Holly scowled up- at him. ‘The face is familiar —’ she withdrew her hand ‘— as is the manner.’

Bond raised an eyebrow. ‘You didn’t seem to object too much in Venice.’

‘That was before you walked out on me.’

‘Nearly tripping over your suitcase.’ Bond laughed scornfully. ‘Come on, Holly. You weren’t planning to stay around to see if I ate muffins for breakfast.’

Holly banished the fifth carbon of a smile. ‘So?’

Bond placed an avuncular arm beneath Holly’s elbow and began to lead her towards the cable car station. ‘So don’t let’s waste any more time working against each other. I’m quite happy to share everything I’ve found with you.’

‘Which presumably means you haven’t found very much.’

Bond shook his head. ‘Such cynicism is an unattractive trait in one so young and lovely. Let me supply evidence of my good intent. I’ve checked Drax’s warehouse in town and it’s empty. He’s obviously moving everything out.’

Holly’s eyes were cool. ‘That comes as no surprise. Six of those planes have taken off since I’ve been here.’

‘And do you know where they’re going?’ Bond watched Holly’s expression carefully as she replied.
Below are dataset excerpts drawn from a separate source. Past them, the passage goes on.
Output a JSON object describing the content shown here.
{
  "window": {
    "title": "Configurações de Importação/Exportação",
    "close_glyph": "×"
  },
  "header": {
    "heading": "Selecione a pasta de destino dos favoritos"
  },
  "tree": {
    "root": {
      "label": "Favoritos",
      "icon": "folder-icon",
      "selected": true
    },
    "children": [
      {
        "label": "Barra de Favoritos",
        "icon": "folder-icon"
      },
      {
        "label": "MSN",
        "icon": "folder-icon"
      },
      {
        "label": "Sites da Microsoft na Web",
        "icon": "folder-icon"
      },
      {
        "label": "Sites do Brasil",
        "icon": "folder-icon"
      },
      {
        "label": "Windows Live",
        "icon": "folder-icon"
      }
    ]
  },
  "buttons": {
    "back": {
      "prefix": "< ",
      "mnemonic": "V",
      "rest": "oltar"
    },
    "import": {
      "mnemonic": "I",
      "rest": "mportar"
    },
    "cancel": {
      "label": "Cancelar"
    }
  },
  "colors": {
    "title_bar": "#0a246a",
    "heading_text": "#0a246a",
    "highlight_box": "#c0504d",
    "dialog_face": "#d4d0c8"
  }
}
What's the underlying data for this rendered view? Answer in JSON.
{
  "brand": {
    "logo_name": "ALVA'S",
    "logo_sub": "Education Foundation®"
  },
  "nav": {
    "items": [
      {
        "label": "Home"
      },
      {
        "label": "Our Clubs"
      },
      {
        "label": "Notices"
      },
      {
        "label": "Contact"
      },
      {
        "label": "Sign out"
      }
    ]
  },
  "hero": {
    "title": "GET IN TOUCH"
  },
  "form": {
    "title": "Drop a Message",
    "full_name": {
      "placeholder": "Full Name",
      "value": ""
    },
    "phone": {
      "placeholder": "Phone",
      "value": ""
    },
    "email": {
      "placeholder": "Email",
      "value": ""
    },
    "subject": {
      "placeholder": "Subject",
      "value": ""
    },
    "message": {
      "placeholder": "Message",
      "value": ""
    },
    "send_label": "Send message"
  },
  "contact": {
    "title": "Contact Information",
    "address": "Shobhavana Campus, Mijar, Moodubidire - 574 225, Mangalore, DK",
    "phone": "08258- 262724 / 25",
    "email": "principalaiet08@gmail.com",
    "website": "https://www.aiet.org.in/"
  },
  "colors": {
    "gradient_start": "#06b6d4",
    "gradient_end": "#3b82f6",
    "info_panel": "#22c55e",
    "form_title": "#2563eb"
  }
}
‘Do you think I’d still be here if I did?’ The answer made sense and her eyes did not flicker. Bond was inclined to believe her.

‘Probably not. Right,’ he nodded towards the open door of the cable car, ‘we’d better find out.’

Holly paused warily. ‘I’m not certain if I really trust you.’

Bond shrugged and stepped into the cable car. ‘I’m not certain if I really trust you. It makes it more exciting, doesn’t it?’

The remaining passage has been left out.